3. Hoglen was originally sentenced to 20 years with five to serve for the aggravated assault, with the three five-year terms for three counts of felony obstruction running concurrently. In light of our *477reversal of Hoglen’s conviction for aggravated assault and affirmance of his conviction on three counts of felony obstruction, we cannot determine how the trial court would have sentenced Hoglen on the three felony obstruction counts. We therefore vacate Hoglen’s sentence and remand for resentencing in accordance with this opinion. See Maxwell v. State, 238 Ga. App. 197, 199 (2) (518 SE2d 432) (1999) (where appellate court vacated a mandatory minimum sentence for cocaine possession, but could not determine whether trial court would have given defendant the full five-year sentence for a forgery conviction, the sentence was vacated and the case remanded for resentencing).

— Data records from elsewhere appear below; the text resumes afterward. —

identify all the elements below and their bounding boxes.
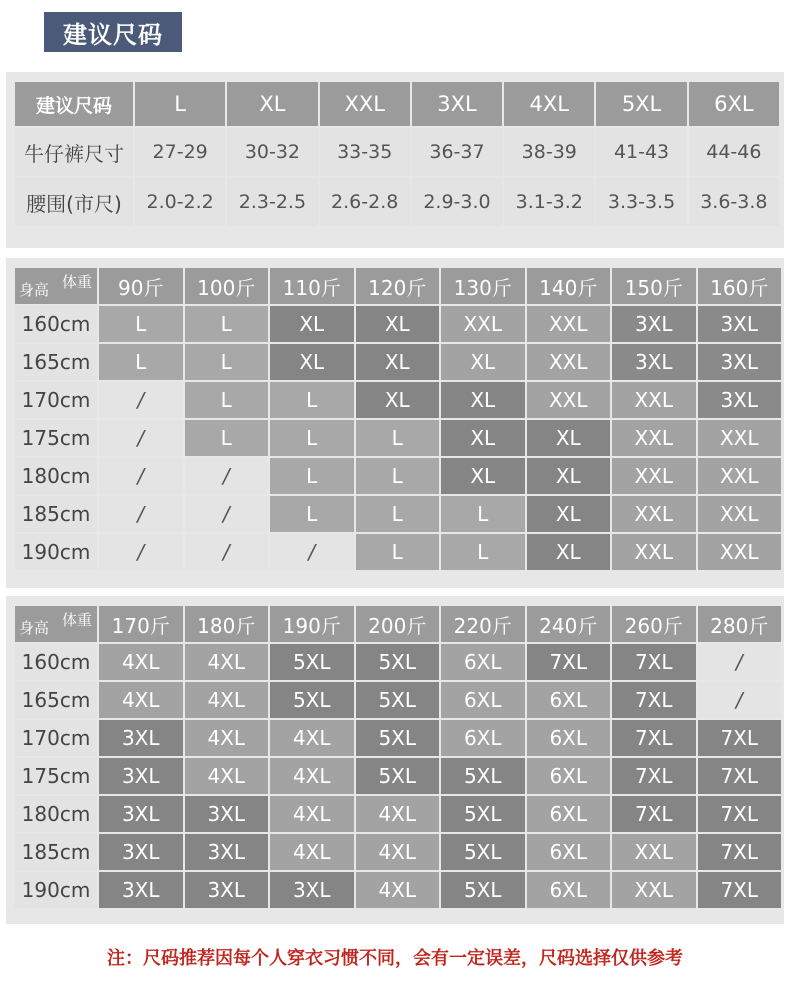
size-cell: XL <box>441 420 525 456</box>
size-cell: 7XL <box>612 758 696 794</box>
size-cell: / <box>99 458 183 494</box>
height-label: 190cm <box>15 872 97 908</box>
size-cell: XL <box>356 306 440 342</box>
size-header-row <box>15 82 779 126</box>
size-cell: XL <box>441 458 525 494</box>
height-label: 170cm <box>15 382 97 418</box>
table-row <box>15 306 781 342</box>
size-cell: 3XL <box>270 872 354 908</box>
size-cell: L <box>356 420 440 456</box>
weight-header: 150斤 <box>612 268 696 304</box>
table-row <box>15 344 781 380</box>
height-axis-label: 身高 <box>19 281 50 299</box>
table-cell: 2.0-2.2 <box>135 178 225 226</box>
table-cell: 3.1-3.2 <box>504 178 594 226</box>
size-cell: / <box>270 534 354 570</box>
size-cell: 7XL <box>698 796 782 832</box>
table-row <box>15 720 781 756</box>
corner-cell <box>15 606 97 642</box>
height-label: 175cm <box>15 758 97 794</box>
weight-header: 140斤 <box>527 268 611 304</box>
disclaimer-note: 注：尺码推荐因每个人穿衣习惯不同，会有一定误差，尺码选择仅供参考 <box>107 948 683 969</box>
size-cell: 5XL <box>356 758 440 794</box>
size-cell: L <box>270 382 354 418</box>
size-cell: XL <box>441 344 525 380</box>
corner-cell <box>15 268 97 304</box>
size-cell: 7XL <box>527 644 611 680</box>
size-cell: 7XL <box>612 796 696 832</box>
size-cell: 4XL <box>185 720 269 756</box>
size-cell: 4XL <box>270 758 354 794</box>
size-cell: / <box>185 534 269 570</box>
size-cell: XXL <box>612 420 696 456</box>
size-cell: 6XL <box>527 682 611 718</box>
size-cell: XXL <box>612 496 696 532</box>
table-cell: 2.6-2.8 <box>320 178 410 226</box>
size-cell: XXL <box>527 344 611 380</box>
size-cell: XXL <box>698 534 782 570</box>
table-cell: 3.3-3.5 <box>596 178 686 226</box>
weight-header: 200斤 <box>356 606 440 642</box>
size-cell: XXL <box>698 458 782 494</box>
size-cell: 5XL <box>441 758 525 794</box>
size-cell: XXL <box>612 534 696 570</box>
size-cell: / <box>99 420 183 456</box>
row-label: 牛仔裤尺寸 <box>15 128 133 176</box>
size-cell: L <box>99 306 183 342</box>
size-table-panel <box>6 72 784 248</box>
size-cell: 6XL <box>527 758 611 794</box>
size-cell: 5XL <box>441 796 525 832</box>
size-cell: 5XL <box>441 872 525 908</box>
size-cell: 3XL <box>99 758 183 794</box>
size-cell: XXL <box>698 496 782 532</box>
size-cell: / <box>698 644 782 680</box>
height-label: 190cm <box>15 534 97 570</box>
table-cell: 44-46 <box>689 128 779 176</box>
size-cell: XL <box>527 458 611 494</box>
table-row <box>15 644 781 680</box>
size-cell: 4XL <box>270 720 354 756</box>
size-chart-light <box>13 266 783 572</box>
size-cell: 7XL <box>698 834 782 870</box>
size-cell: / <box>99 382 183 418</box>
table-row <box>15 496 781 532</box>
size-table <box>13 80 781 228</box>
size-cell: / <box>99 496 183 532</box>
size-cell: L <box>270 420 354 456</box>
table-row <box>15 796 781 832</box>
size-cell: 4XL <box>185 682 269 718</box>
table-cell: 2.3-2.5 <box>227 178 317 226</box>
size-cell: 4XL <box>356 796 440 832</box>
weight-header: 130斤 <box>441 268 525 304</box>
table-cell: 30-32 <box>227 128 317 176</box>
size-header: L <box>135 82 225 126</box>
size-cell: XXL <box>441 306 525 342</box>
table-cell: 33-35 <box>320 128 410 176</box>
size-cell: 7XL <box>612 682 696 718</box>
jeans-size-row <box>15 128 779 176</box>
size-cell: L <box>185 420 269 456</box>
height-label: 165cm <box>15 682 97 718</box>
waist-row <box>15 178 779 226</box>
size-header: 6XL <box>689 82 779 126</box>
size-cell: / <box>99 534 183 570</box>
size-cell: 4XL <box>99 682 183 718</box>
size-cell: 4XL <box>185 758 269 794</box>
size-cell: XL <box>356 382 440 418</box>
weight-header: 260斤 <box>612 606 696 642</box>
size-cell: L <box>185 382 269 418</box>
size-cell: L <box>441 496 525 532</box>
size-cell: XXL <box>698 420 782 456</box>
size-cell: / <box>698 682 782 718</box>
size-cell: XL <box>527 534 611 570</box>
size-cell: 6XL <box>527 872 611 908</box>
size-cell: 7XL <box>612 644 696 680</box>
height-label: 165cm <box>15 344 97 380</box>
size-cell: 3XL <box>185 834 269 870</box>
row-label: 腰围(市尺) <box>15 178 133 226</box>
size-chart-heavy-panel <box>6 596 784 924</box>
size-cell: L <box>356 458 440 494</box>
size-cell: XL <box>356 344 440 380</box>
size-cell: 4XL <box>356 834 440 870</box>
height-label: 185cm <box>15 834 97 870</box>
size-cell: 3XL <box>99 834 183 870</box>
weight-header-row <box>15 606 781 642</box>
size-cell: 3XL <box>612 344 696 380</box>
size-cell: XXL <box>527 382 611 418</box>
weight-header: 190斤 <box>270 606 354 642</box>
size-cell: 3XL <box>698 306 782 342</box>
table-row <box>15 872 781 908</box>
size-cell: 3XL <box>698 382 782 418</box>
table-row <box>15 458 781 494</box>
size-cell: 4XL <box>270 796 354 832</box>
size-cell: 5XL <box>441 834 525 870</box>
weight-header: 220斤 <box>441 606 525 642</box>
weight-axis-label: 体重 <box>61 611 92 629</box>
size-cell: 4XL <box>356 872 440 908</box>
size-cell: XXL <box>527 306 611 342</box>
height-label: 175cm <box>15 420 97 456</box>
weight-header: 280斤 <box>698 606 782 642</box>
height-label: 160cm <box>15 644 97 680</box>
size-header: 4XL <box>504 82 594 126</box>
size-cell: 3XL <box>698 344 782 380</box>
size-header-label: 建议尺码 <box>15 82 133 126</box>
size-cell: L <box>356 534 440 570</box>
size-cell: 7XL <box>698 872 782 908</box>
height-axis-label: 身高 <box>19 619 50 637</box>
size-cell: 3XL <box>99 872 183 908</box>
table-row <box>15 382 781 418</box>
table-cell: 3.6-3.8 <box>689 178 779 226</box>
height-label: 185cm <box>15 496 97 532</box>
table-row <box>15 834 781 870</box>
weight-header: 180斤 <box>185 606 269 642</box>
weight-header: 110斤 <box>270 268 354 304</box>
size-cell: L <box>99 344 183 380</box>
table-cell: 38-39 <box>504 128 594 176</box>
size-cell: 5XL <box>356 720 440 756</box>
size-cell: XL <box>527 420 611 456</box>
table-cell: 36-37 <box>412 128 502 176</box>
size-cell: 3XL <box>99 796 183 832</box>
size-cell: L <box>270 458 354 494</box>
size-chart-heavy <box>13 604 783 910</box>
size-cell: 7XL <box>698 758 782 794</box>
table-cell: 27-29 <box>135 128 225 176</box>
table-row <box>15 420 781 456</box>
size-cell: 3XL <box>185 872 269 908</box>
size-cell: 6XL <box>441 720 525 756</box>
weight-header: 90斤 <box>99 268 183 304</box>
table-row <box>15 534 781 570</box>
size-cell: XL <box>270 306 354 342</box>
height-label: 170cm <box>15 720 97 756</box>
height-label: 180cm <box>15 458 97 494</box>
size-cell: 5XL <box>270 682 354 718</box>
size-header: XL <box>227 82 317 126</box>
size-cell: XL <box>441 382 525 418</box>
size-cell: / <box>185 458 269 494</box>
size-cell: 5XL <box>356 644 440 680</box>
size-cell: XL <box>527 496 611 532</box>
size-cell: 7XL <box>612 720 696 756</box>
size-cell: 6XL <box>527 834 611 870</box>
size-cell: 6XL <box>527 720 611 756</box>
size-cell: 7XL <box>698 720 782 756</box>
weight-header: 160斤 <box>698 268 782 304</box>
size-cell: 5XL <box>356 682 440 718</box>
size-cell: L <box>441 534 525 570</box>
weight-header: 100斤 <box>185 268 269 304</box>
table-cell: 41-43 <box>596 128 686 176</box>
weight-header-row <box>15 268 781 304</box>
size-cell: 4XL <box>99 644 183 680</box>
size-cell: XXL <box>612 834 696 870</box>
size-cell: XXL <box>612 458 696 494</box>
size-header: XXL <box>320 82 410 126</box>
size-cell: XXL <box>612 872 696 908</box>
size-cell: 6XL <box>527 796 611 832</box>
size-header: 3XL <box>412 82 502 126</box>
weight-axis-label: 体重 <box>61 273 92 291</box>
height-label: 180cm <box>15 796 97 832</box>
size-cell: 6XL <box>441 644 525 680</box>
size-cell: 6XL <box>441 682 525 718</box>
size-cell: 3XL <box>185 796 269 832</box>
weight-header: 170斤 <box>99 606 183 642</box>
size-cell: / <box>185 496 269 532</box>
table-row <box>15 682 781 718</box>
size-cell: 4XL <box>185 644 269 680</box>
height-label: 160cm <box>15 306 97 342</box>
size-cell: XL <box>270 344 354 380</box>
table-row <box>15 758 781 794</box>
size-cell: L <box>270 496 354 532</box>
weight-header: 240斤 <box>527 606 611 642</box>
size-cell: XXL <box>612 382 696 418</box>
size-cell: L <box>356 496 440 532</box>
size-chart-light-panel <box>6 258 784 588</box>
size-cell: L <box>185 344 269 380</box>
table-cell: 2.9-3.0 <box>412 178 502 226</box>
size-cell: L <box>185 306 269 342</box>
size-cell: 3XL <box>99 720 183 756</box>
size-cell: 3XL <box>612 306 696 342</box>
size-cell: 5XL <box>270 644 354 680</box>
size-cell: 4XL <box>270 834 354 870</box>
weight-header: 120斤 <box>356 268 440 304</box>
page-title: 建议尺码 <box>44 12 182 52</box>
size-header: 5XL <box>596 82 686 126</box>
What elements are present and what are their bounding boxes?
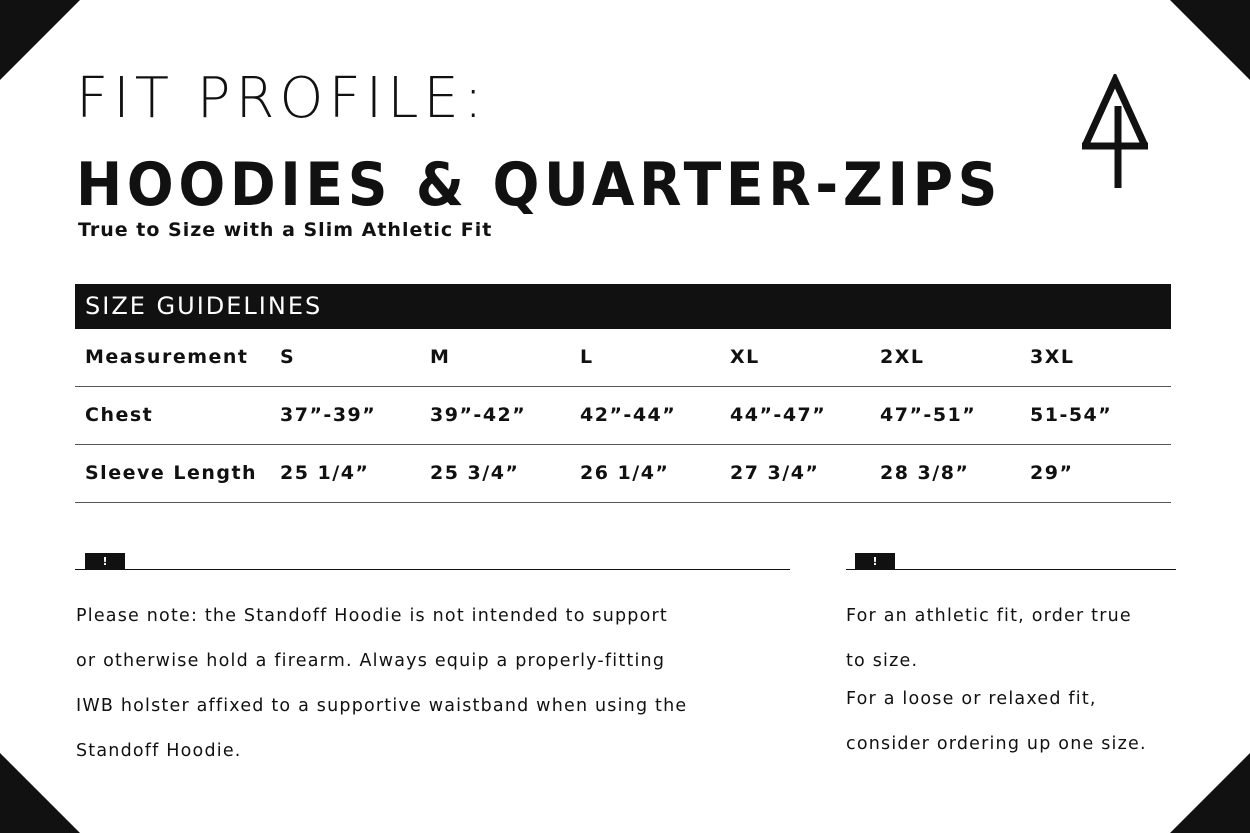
- warning-icon: !: [85, 553, 125, 570]
- column-header-2xl: 2XL: [880, 346, 925, 368]
- table-cell: 28 3/8”: [880, 462, 970, 484]
- column-header-xl: XL: [730, 346, 760, 368]
- table-cell: 51-54”: [1030, 404, 1113, 426]
- section-header-bar: [75, 284, 1171, 329]
- fit-note-relaxed: [846, 665, 1147, 778]
- note-line: IWB holster affixed to a supportive waistband when using the: [76, 695, 688, 716]
- page-title-prefix: FIT PROFILE:: [76, 66, 488, 131]
- note-line: Please note: the Standoff Hoodie is not intended to support: [76, 605, 668, 626]
- corner-decoration-bottom-left: [0, 753, 80, 833]
- table-cell: 37”-39”: [280, 404, 377, 426]
- note-line: consider ordering up one size.: [846, 733, 1147, 754]
- firearm-note: [76, 582, 687, 785]
- note-line: For a loose or relaxed fit,: [846, 688, 1097, 709]
- row-label: Sleeve Length: [85, 462, 258, 484]
- column-header-s: S: [280, 346, 296, 368]
- info-icon: !: [855, 553, 895, 570]
- column-header-3xl: 3XL: [1030, 346, 1075, 368]
- page-title: HOODIES & QUARTER-ZIPS: [76, 150, 1002, 220]
- note-divider: [846, 569, 1176, 570]
- table-row-sleeve-length: [75, 445, 1171, 503]
- page-subtitle: True to Size with a Slim Athletic Fit: [78, 219, 493, 241]
- section-title: SIZE GUIDELINES: [85, 292, 323, 320]
- note-line: or otherwise hold a firearm. Always equip a properly-fitting: [76, 650, 666, 671]
- column-header-m: M: [430, 346, 451, 368]
- table-cell: 39”-42”: [430, 404, 527, 426]
- corner-decoration-top-left: [0, 0, 80, 80]
- note-line: Standoff Hoodie.: [76, 740, 242, 761]
- table-cell: 44”-47”: [730, 404, 827, 426]
- note-line: to size.: [846, 650, 919, 671]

Judgment affirmed in part, reversed in part, and vacated in part, and case remanded for resentencing.
Andrews, P. J., Barnes, P. J., Ellington, P. J., Dillard and McFadden, JJ., concur. Miller, P. J., dissents in part.Although Brown and Hoglen were charged in the same indictment, Brown was not a co-defendant at Hoglen’s trial.
The three officers were the only witnesses to testify for the State. After the trial court denied Hoglen’s motion for directed verdict, Hoglen informed the court that he had decided not to testify, and the defense rested.
The obstruction statute was amended in 1986, see Ga. L. 1986, p. 484, such that “the offense of misdemeanor obstruction under [the new statute) no longer contains the elements of ‘violence’ as does the offense of felony obstruction^]” Carter v. State, 222 Ga. App. 397, 398 (474 SE2d 228) (1996) (citations and punctuation omitted).